Indian-American inventor and semiconductor technologist

Gurtej Singh Sandhu (born 24 October 1960) is an American inventor and semiconductor technologist who is widely recognized for his pioneering contributions to computer memory and solid-state storage.

Sandhu currently serves as Principal Fellow and Vice President at Micron Technology, where he has worked since 1990. Sandhu is among the world’s most prolific inventors, holding over 2,211 patents worldwide and 1,432 within the U.S, surpassing Thomas Edison’s record.

==Early life and education==
Gurtej Singh Sandhu was born on 24 October 1960 in London to Indian Sikh parents. Both of his parents were PhD graduates from the University of London. Sandhu was raised in Amritsar, India, where his father was a chemistry professor at the Guru Nanak Dev University.
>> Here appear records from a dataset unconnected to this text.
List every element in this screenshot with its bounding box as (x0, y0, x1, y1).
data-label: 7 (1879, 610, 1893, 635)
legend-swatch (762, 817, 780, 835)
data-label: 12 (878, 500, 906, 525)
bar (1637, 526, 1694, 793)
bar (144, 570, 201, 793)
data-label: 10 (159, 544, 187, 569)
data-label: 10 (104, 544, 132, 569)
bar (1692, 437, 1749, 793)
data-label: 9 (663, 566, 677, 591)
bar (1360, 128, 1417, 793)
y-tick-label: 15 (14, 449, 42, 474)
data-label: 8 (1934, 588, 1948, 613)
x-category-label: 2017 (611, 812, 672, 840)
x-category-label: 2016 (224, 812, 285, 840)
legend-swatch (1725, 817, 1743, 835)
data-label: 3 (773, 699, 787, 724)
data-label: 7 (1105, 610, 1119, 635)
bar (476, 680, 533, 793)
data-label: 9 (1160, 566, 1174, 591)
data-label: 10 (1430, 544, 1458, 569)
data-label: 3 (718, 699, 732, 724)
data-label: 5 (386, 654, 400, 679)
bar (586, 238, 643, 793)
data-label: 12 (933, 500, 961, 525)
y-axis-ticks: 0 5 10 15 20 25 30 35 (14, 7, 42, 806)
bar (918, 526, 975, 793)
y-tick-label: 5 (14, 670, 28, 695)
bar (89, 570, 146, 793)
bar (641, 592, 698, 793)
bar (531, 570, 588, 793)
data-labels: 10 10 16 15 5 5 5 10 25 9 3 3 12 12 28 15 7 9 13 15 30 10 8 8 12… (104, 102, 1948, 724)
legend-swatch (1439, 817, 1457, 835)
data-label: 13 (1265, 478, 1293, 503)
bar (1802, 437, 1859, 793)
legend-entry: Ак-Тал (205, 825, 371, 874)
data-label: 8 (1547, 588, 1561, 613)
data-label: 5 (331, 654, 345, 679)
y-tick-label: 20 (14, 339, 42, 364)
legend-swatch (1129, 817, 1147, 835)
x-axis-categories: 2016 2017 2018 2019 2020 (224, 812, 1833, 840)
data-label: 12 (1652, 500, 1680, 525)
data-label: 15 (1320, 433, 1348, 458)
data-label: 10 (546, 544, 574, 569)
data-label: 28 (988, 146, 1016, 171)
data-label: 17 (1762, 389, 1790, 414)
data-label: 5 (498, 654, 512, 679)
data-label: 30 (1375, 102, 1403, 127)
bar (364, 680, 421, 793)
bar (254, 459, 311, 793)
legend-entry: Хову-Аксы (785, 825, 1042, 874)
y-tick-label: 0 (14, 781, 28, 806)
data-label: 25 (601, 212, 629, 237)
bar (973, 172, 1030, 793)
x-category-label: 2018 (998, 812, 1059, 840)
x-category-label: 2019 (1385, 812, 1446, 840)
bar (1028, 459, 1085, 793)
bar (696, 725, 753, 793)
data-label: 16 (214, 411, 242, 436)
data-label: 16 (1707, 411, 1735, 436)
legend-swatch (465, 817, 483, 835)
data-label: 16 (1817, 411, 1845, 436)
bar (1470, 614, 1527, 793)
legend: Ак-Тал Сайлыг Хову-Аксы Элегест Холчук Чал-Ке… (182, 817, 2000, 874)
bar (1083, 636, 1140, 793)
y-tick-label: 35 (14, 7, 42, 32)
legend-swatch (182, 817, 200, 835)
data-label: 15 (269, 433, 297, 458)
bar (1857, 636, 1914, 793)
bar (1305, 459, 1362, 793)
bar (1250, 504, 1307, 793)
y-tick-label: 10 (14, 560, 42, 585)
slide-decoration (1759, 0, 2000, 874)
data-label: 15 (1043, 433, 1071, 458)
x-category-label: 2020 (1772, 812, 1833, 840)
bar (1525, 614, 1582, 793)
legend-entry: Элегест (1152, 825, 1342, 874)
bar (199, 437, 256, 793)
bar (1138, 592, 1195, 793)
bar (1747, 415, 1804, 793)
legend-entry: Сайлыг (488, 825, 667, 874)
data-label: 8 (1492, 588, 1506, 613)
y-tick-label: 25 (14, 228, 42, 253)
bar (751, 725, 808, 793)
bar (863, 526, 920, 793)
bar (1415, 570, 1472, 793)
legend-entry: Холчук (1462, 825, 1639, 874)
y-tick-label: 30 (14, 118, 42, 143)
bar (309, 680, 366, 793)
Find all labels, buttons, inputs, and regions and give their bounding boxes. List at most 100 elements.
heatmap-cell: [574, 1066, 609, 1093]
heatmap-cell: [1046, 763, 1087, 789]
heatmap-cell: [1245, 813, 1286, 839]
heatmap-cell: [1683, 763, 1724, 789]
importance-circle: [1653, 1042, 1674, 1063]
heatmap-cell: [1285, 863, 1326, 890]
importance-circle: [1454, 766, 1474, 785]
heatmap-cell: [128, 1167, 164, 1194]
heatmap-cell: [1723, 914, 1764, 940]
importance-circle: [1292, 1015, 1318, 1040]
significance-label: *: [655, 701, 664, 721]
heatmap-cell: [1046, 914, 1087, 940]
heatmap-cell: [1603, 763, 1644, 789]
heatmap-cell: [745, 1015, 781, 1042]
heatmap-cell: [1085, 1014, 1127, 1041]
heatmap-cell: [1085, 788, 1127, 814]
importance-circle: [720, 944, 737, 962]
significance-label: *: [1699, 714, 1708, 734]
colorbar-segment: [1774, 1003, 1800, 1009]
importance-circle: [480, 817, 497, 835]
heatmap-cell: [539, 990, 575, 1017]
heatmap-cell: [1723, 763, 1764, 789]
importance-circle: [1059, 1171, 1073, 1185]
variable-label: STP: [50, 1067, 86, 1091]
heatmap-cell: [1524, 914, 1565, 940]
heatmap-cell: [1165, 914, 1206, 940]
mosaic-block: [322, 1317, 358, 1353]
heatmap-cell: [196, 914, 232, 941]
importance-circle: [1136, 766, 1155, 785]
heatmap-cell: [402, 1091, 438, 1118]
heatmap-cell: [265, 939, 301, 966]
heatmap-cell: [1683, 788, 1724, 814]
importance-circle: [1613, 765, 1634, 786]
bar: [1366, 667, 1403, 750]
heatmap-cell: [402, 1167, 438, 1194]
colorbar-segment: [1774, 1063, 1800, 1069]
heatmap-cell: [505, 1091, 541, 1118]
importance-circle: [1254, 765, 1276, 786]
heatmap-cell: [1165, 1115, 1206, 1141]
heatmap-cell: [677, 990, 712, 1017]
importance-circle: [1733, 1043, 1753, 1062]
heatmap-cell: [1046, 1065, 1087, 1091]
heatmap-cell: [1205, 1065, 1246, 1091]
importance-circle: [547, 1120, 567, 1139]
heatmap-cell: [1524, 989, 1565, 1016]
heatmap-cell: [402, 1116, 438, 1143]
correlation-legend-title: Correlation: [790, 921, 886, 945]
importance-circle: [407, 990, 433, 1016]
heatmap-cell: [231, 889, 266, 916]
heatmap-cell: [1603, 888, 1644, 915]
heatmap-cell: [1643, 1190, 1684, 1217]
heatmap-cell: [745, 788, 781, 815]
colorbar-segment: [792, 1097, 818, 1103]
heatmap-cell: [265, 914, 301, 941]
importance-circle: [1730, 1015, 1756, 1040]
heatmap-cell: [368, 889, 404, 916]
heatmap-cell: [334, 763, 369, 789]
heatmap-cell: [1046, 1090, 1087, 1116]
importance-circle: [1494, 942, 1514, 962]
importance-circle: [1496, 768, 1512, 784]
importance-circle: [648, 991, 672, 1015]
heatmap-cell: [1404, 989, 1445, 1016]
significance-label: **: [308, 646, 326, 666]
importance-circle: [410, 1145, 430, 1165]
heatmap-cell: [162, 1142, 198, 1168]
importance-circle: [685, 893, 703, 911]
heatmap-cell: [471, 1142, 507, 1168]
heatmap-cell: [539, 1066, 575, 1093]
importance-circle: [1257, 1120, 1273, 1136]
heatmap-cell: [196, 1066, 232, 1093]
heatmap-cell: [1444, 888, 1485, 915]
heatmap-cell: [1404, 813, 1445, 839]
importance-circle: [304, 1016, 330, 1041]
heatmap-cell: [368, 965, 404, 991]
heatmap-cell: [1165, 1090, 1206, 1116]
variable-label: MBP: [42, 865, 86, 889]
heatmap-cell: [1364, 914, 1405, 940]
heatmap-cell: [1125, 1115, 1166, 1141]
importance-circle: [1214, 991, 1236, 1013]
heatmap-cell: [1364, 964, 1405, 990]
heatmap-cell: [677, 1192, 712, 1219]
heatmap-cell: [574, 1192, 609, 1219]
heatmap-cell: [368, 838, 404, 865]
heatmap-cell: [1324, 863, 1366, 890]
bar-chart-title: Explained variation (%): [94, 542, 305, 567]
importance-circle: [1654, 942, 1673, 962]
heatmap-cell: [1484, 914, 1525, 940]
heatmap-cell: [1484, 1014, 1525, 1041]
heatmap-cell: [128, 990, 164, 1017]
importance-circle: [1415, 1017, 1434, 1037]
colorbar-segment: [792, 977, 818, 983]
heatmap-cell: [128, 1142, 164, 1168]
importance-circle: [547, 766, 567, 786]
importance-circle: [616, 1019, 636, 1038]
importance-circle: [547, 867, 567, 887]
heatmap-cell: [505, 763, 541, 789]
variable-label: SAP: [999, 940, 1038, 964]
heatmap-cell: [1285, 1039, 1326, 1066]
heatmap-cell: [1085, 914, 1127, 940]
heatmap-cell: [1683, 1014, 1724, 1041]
Influenced by his parents, Sandhu earned a Master of Science (Honours) in Physics from Guru Nanak Dev University, followed by a Master of Technology in Electrical Engineering from the Indian Institute of Technology, Delhi. He moved to the United States, where he earned a Ph.D. in Physics from the University of North Carolina at Chapel Hill, graduating in 1990.

==Technical contributions==
Sandhu’s early breakthrough at Micron involved developing a titanium coating process for microchips that prevented oxygen exposure, a technique now widely adopted in memory-chip production.

His innovations span several key processes in semiconductor manufacturing, including Atomic Layer Deposition (ALD) of high-κ films for DRAM, pitch-doubling techniques for NAND flash scaling, and CVD Ti/TiN processes still used in DRAM and NAND fabrication. These advancements have enabled the continuation of Moore’s Law for memory chips and have been foundational to advanced patterning and materials integration.

==Awards and recognition==
Sandhu received the IEEE Andrew S. Grove Award in 2018 for outstanding contributions to solid-state devices and technology, and is a Fellow of the IEEE.
He has also been honored with a Distinguished Alumni Award from IIT Delhi.
As of 2024, he is recognized among the world’s top inventors for his extensive patent portfolio.

==Personal life==
Sandhu resides in Boise, Idaho, and is known for his humility and mentorship of young engineers.

He enjoys sports such as basketball and table tennis, and emphasizes that innovation often extends beyond patents, with many breakthroughs retained as trade secrets.
He is also active in philanthropy, supporting educational initiatives and contributing to thought leadership in semiconductor scaling through keynote talks and IEEE Spectrum interviews.